Bien qu'ils soient ballottés et confondus sans répit dans l'immense foule de leurs semblables, ils souffrent et avancent dans une solitude intérieure absolue, et c'est encore en solitaires qu'ils meurent ou disparaissent, sans laisser de trace dans la mémoire de personne.
Le résultat de cet impitoyable processus de sélection apparaît d'ailleurs clairement dans les statistiques relatives aux effectifs des Lager. à Auschwitz, abstraction faite des autres prisonniers qui vivaient dans des conditions différentes, sur l'ensemble des anciens détenus juifs — c'est-à-dire des kleine Nummer, des petits numéros inférieurs à cinquante mille — il ne restait en 1944 que quelques centaines de survivants : aucun de ces survivants n'était un Haftling ordinaire, végétant dans un Kommando ordinaire et se contentant de la ration normale.

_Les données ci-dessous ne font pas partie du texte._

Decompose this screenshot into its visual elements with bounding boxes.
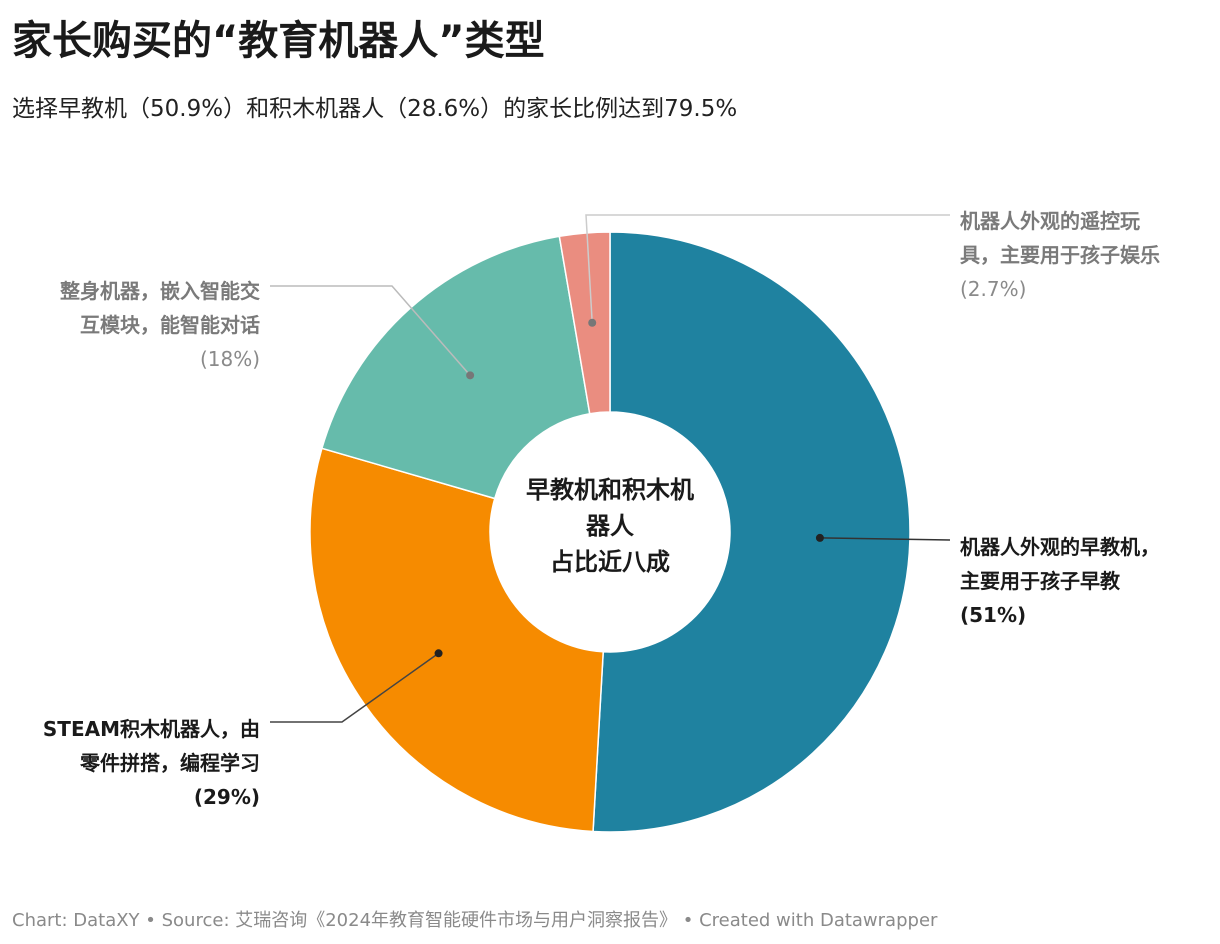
- slice-remote-toy: [558, 231, 611, 415]
- slice-smart-robot: [320, 235, 591, 500]
- leader-line-remote-toy: [585, 214, 950, 323]
- donut-center-label: 早教机和积木机 器人 占比近八成: [492, 472, 728, 580]
- slice-label-steam-blocks: STEAM积木机器人，由 零件拼搭，编程学习 (29%): [43, 712, 260, 814]
- slice-label-early-education: 机器人外观的早教机， 主要用于孩子早教 (51%): [960, 530, 1160, 632]
- slice-label-early-education-percent: (51%): [960, 603, 1027, 627]
- leader-dot-smart-robot: [466, 371, 475, 380]
- slice-label-smart-robot-line-1: 整身机器，嵌入智能交: [60, 279, 260, 303]
- leader-line-smart-robot: [270, 285, 471, 376]
- slice-label-steam-blocks-line-1: STEAM积木机器人，由: [42, 717, 260, 741]
- leader-dot-remote-toy: [588, 318, 597, 327]
- slice-label-early-education-line-1: 机器人外观的早教机，: [960, 535, 1160, 559]
- leader-dot-early-education: [815, 533, 824, 542]
- slice-early-education: [592, 231, 911, 833]
- leader-line-steam-blocks: [270, 652, 440, 723]
- donut-chart: [270, 214, 951, 833]
- leader-dot-steam-blocks: [434, 649, 443, 658]
- slice-label-remote-toy: 机器人外观的遥控玩 具，主要用于孩子娱乐 (2.7%): [960, 204, 1160, 306]
- chart-subtitle: 选择早教机（50.9%）和积木机器人（28.6%）的家长比例达到79.5%: [12, 96, 738, 122]
- chart-title: 家长购买的“教育机器人”类型: [12, 18, 545, 64]
- slice-label-remote-toy-line-1: 机器人外观的遥控玩: [960, 209, 1140, 233]
- slice-label-smart-robot-line-2: 互模块，能智能对话: [80, 313, 260, 337]
- slice-steam-blocks: [309, 447, 605, 833]
- leader-lines-layer: [270, 214, 951, 723]
- slice-label-smart-robot-percent: (18%): [199, 347, 260, 371]
- slice-label-steam-blocks-percent: (29%): [193, 785, 260, 809]
- slice-label-smart-robot: 整身机器，嵌入智能交 互模块，能智能对话 (18%): [60, 274, 260, 376]
- center-label-line-1: 早教机和积木机: [526, 476, 694, 504]
- slices-layer: [309, 231, 911, 833]
- center-label-line-3: 占比近八成: [550, 548, 670, 576]
- leader-line-early-education: [819, 537, 951, 541]
- center-label-line-2: 器人: [586, 512, 634, 540]
- slice-label-early-education-line-2: 主要用于孩子早教: [960, 569, 1120, 593]
- slice-label-steam-blocks-line-2: 零件拼搭，编程学习: [80, 751, 260, 775]
- chart-footer: Chart: DataXY • Source: 艾瑞咨询《2024年教育智能硬件…: [12, 910, 938, 931]
- slice-label-remote-toy-line-2: 具，主要用于孩子娱乐: [960, 243, 1160, 267]
- slice-label-remote-toy-percent: (2.7%): [960, 277, 1027, 301]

Il ne restait que les médecins, les tailleurs, les cordonniers, les musiciens, les cuisiniers, les homosexuels encore jeunes et attirants, les amis ou compatriotes de certaines autorités du camp, plus quelques individus particulièrement impitoyables, vigoureux et inhumains, solidement installés (après y avoir été nommés par le commandement SS, qui en matière de choix témoignait d'une connaissance diabolique de l'âme humaine) dans les fonctions de Kapo, Blockaltester ou autre. Restaient enfin ceux qui, sans occuper de fonctions particulières, avaient toujours
– 111 –
réussi grâce à leur astuce et à leur énergie à s'organiser avec succès, se procurant ainsi, outre des avantages matériels et une réputation flatteuse, l'indulgence et l'estime des puissants du camp. Ainsi, celui qui ne sait pas devenir Organisator, Kombinator, Prominent (farouche éloquence des mots !) devient inéluctablement un « musulman ». Dans la vie, il existe une troisième voie, c'est même la plus courante ; au camp de concentration, il n'existe pas de troisième voie.